• Victor Lam (23/23) Aug 24 2005 Hello group,
• tjulian (6/8) Aug 25 2005 change dog
• Victor Lam (19/27) Aug 25 2005 here is the code again. of course this code is not meant to do anything
• Walter (8/25) Aug 25 2005 What you're seeing here is called "undefined behavior", in this case the

Victor Lam <Victor_member pathlink.com> writes:

Hello group,

I just downloaded the Digital Mars C/C++ compiler and was
playing around with the piece of code shown at the end of
this post.  When I compile and run said code, I get the
following output:

dog = 8, dog_p points to 7

However, when I uncomment the printf("hello world") line
I get the output I expect:

dog = 7, dog_p points to 7

I'm confused as to what is going on.  Anyone care to
enlighten me?

Thanks!
Vic
-------------------------------------------------------
#include <stdio.h>

main() {
const int dog = 8;
int *dog_p = (int *)&dog;
*dog_p = 7;
//printf("hello world!\n");
printf("dog = %d, dog_p points to %d\n", dog, *dog_p);
}
-------------------------------------------------------

"tjulian" <tjulian removethis.oldi.com> writes:

 const int dog = 8;

dog is const 8 and will not change

 *dog_p = 7;

change dog

Is it const or not? Either remove the const or make dog_p a (const int
*).

--
TimJ

Victor Lam <Victor_member pathlink.com> writes:

In article <dekb43$19lu$1 digitaldaemon.com>, tjulian says...
 const int dog = 8;

dog is const 8 and will not change

 *dog_p = 7;

change dog

Is it const or not?

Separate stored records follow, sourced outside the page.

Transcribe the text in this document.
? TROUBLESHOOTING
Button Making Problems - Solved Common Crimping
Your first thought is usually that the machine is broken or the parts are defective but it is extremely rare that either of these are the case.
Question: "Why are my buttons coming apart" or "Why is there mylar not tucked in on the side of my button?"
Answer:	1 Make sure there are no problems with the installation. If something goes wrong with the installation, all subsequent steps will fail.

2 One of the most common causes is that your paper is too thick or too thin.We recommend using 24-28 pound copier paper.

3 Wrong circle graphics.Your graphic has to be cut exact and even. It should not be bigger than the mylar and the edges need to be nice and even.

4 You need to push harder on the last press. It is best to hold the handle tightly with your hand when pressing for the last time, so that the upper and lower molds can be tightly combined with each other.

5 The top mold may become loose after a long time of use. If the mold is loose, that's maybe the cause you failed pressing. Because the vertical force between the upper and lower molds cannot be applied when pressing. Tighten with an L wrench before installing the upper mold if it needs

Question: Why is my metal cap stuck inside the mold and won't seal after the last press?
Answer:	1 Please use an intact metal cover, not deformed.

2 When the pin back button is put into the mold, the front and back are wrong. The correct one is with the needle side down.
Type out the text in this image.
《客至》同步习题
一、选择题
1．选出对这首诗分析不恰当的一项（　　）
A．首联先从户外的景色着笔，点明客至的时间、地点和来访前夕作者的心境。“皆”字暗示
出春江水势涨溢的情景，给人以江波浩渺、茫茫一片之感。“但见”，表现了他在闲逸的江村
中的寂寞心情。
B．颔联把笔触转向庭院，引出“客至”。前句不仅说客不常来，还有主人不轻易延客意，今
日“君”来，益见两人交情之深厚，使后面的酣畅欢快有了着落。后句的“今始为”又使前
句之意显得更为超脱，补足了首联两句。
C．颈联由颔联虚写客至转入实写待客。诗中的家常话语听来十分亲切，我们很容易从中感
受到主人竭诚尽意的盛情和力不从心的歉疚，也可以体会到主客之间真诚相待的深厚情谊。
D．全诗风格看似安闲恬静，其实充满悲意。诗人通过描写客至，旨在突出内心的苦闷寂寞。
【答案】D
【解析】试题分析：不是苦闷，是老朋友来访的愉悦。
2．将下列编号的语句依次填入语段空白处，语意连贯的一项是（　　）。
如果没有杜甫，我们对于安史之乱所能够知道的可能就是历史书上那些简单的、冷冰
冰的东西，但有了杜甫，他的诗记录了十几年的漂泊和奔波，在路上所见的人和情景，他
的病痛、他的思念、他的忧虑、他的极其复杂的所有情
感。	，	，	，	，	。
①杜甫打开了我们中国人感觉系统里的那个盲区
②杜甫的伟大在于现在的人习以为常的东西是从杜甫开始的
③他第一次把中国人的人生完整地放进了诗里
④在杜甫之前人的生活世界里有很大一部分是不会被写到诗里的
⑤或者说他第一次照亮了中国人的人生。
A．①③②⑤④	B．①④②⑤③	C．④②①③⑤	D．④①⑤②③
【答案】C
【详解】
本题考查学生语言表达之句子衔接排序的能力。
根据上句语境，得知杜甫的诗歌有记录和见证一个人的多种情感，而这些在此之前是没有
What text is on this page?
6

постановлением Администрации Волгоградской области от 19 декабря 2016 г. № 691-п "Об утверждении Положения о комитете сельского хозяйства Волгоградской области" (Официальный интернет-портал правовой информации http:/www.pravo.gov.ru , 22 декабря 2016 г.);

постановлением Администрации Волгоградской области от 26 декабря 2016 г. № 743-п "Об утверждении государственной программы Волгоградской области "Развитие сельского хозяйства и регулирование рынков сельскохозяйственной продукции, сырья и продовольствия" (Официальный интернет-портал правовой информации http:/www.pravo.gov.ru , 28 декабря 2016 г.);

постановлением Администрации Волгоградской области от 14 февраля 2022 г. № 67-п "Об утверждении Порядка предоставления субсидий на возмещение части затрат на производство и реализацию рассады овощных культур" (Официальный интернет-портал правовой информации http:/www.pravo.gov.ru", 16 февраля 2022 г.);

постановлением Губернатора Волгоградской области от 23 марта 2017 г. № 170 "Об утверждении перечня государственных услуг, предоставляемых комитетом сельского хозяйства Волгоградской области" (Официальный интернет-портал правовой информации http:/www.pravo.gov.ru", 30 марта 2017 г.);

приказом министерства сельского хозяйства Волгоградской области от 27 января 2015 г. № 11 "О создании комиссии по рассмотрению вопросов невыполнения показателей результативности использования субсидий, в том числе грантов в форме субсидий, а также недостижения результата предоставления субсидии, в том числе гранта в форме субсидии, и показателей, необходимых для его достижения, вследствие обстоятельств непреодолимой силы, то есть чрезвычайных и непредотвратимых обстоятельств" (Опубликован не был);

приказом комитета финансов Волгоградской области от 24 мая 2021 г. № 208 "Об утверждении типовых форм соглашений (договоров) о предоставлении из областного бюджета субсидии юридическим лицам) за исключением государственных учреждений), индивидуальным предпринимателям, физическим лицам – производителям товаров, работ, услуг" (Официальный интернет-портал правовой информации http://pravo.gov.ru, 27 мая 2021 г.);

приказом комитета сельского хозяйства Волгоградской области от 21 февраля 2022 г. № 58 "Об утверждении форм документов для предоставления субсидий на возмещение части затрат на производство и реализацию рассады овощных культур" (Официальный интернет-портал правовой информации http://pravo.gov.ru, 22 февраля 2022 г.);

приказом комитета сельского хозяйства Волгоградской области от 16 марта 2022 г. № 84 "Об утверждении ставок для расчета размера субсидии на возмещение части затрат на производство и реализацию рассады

Either remove the const or make dog_p a (const int
*).

--
TimJ

here is the code again.  of course this code is not meant to do anything
useful, which is why i have the int being const, and a non-const int *
pointing to the int.  it was meant for experimental purposes.

#include <stdio.h>

main() {
const int dog = 8;
int *dog_p = (int *)&dog;
*dog_p = 7;
//printf("hello world!\n");
printf("dog = %d, dog_p points to %d\n", dog, *dog_p);
}

dog_p, along with the cast, is used to circumvent the const-ness of dog,
which is why i expect to see the printf show that the value of dog is 7.
in any case, i am able to change the value of dog from 8 to 7 in this
manner, but only after i uncomment printf("hello world") which doesn't
seem like it should affect the value of dog.  that is the question i'm
trying to answer here.

vic

"Walter" <newshound digitalmars.com> writes:

"Victor Lam" <Victor_member pathlink.com> wrote in message
news:deksaf$2601$1 digitaldaemon.com...
 here is the code again.  of course this code is not meant to do anything
 useful, which is why i have the int being const, and a non-const int *
 pointing to the int.  it was meant for experimental purposes.

 #include <stdio.h>

 main() {
 const int dog = 8;
 int *dog_p = (int *)&dog;
 *dog_p = 7;
 //printf("hello world!\n");
 printf("dog = %d, dog_p points to %d\n", dog, *dog_p);
 }

 dog_p, along with the cast, is used to circumvent the const-ness of dog,
 which is why i expect to see the printf show that the value of dog is 7.
 in any case, i am able to change the value of dog from 8 to 7 in this
 manner, but only after i uncomment printf("hello world") which doesn't
 seem like it should affect the value of dog.  that is the question i'm
 trying to answer here.

What you're seeing here is called "undefined behavior", in this case the
program subverts the const'ness of dog with a cast. It's in the same
category as:
    i = 3;
    i = i++;
    // what's the value of i now?